4. Use Caching Properly
Caching is like taking a photograph instead of visiting the same place repeatedly.
If a crawler visited your homepage yesterday and you haven’t updated it, there’s no reason for it to download the entire page again today.
Websites can send caching instructions that tell crawlers “this page doesn’t change often, so you don’t need to check it again for a week.”
Crawlers must respect these instructions, which reduces unnecessary traffic to your site and saves everyone time and resources.
5. Publish Your IP Addresses
This requirement is new and particularly important.
Crawler operators must publish a list of the IP addresses (the unique numbers that identify computers on the internet) they use for crawling.
This list needs to be in a standardized format and kept reasonably up to date.
A crawler’s IP address helps website owners verify that it is who it claims to be.
Some malicious bots pretend to be Google’s crawler to bypass security measures.

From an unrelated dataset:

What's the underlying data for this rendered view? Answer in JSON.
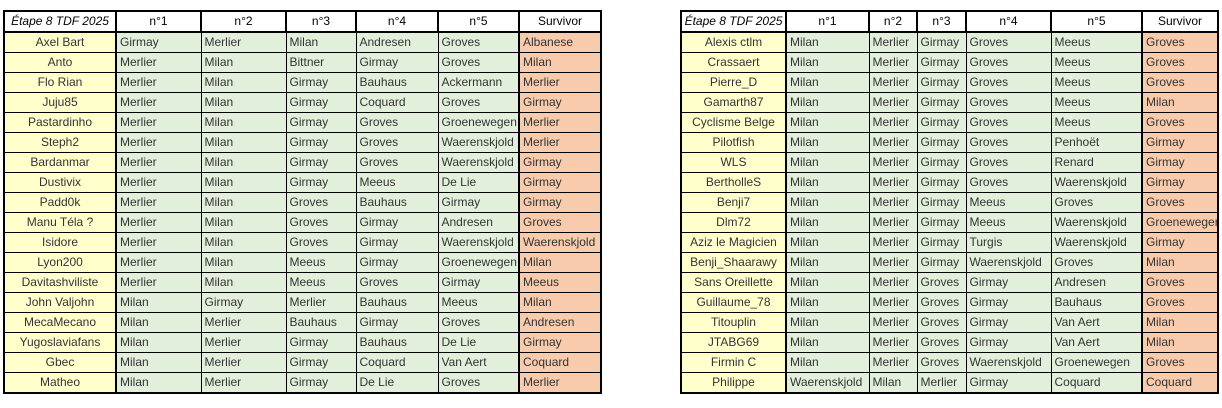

If Google publishes its official IP addresses, you can check whether traffic claiming to be Googlebot actually comes from Google’s servers.
The IP address list should be linked from the crawler’s documentation page and included in the page’s metadata (information about the page that’s readable by machines).
6. Explain What You’re Doing with the Data
Transparency is critical.
Every crawler must provide a documentation page (linked in its user-agent string) that explains:
How the collected data will be used (indexing for search? Training an AI model? Market research?)
How to block the crawler using robots.txt (with specific examples)
How to verify the crawler’s identity
Contact information for the crawler’s operator
If the crawler operator has chosen not to follow any of these best practices, they must explain why on their documentation page.
This is about respect and informed consent. Website owners deserve to know who’s taking their content and what they’re doing with it.
Update: Here is a great example of how bots/crawlers (not necessarily interchangeable) can have negative effects on websites. This may not have caused any site speed issues (or maybe it did), but it did skew valuable data.
Your Takeaway
If you own a website, these guidelines give you more control and protection.
You’ll have clearer ways to identify legitimate crawlers and block problematic ones.
You will also have better tools to prevent crawlers from overwhelming your server and causing downtime.
If you operate a crawler, following these voluntary practices marks you as a responsible player in the ecosystem.
It builds trust with website owners and reduces the likelihood that your crawler will get blocked.
The internet works because of cooperation.
Search engines need content to index, AI companies need data to train their models, and website owners need visitors to sustain their businesses.
Assuming these voluntary guidelines are approved and they are adopted, they will help maintain that balance by ensuring crawlers behave like good citizens rather than digital vandals.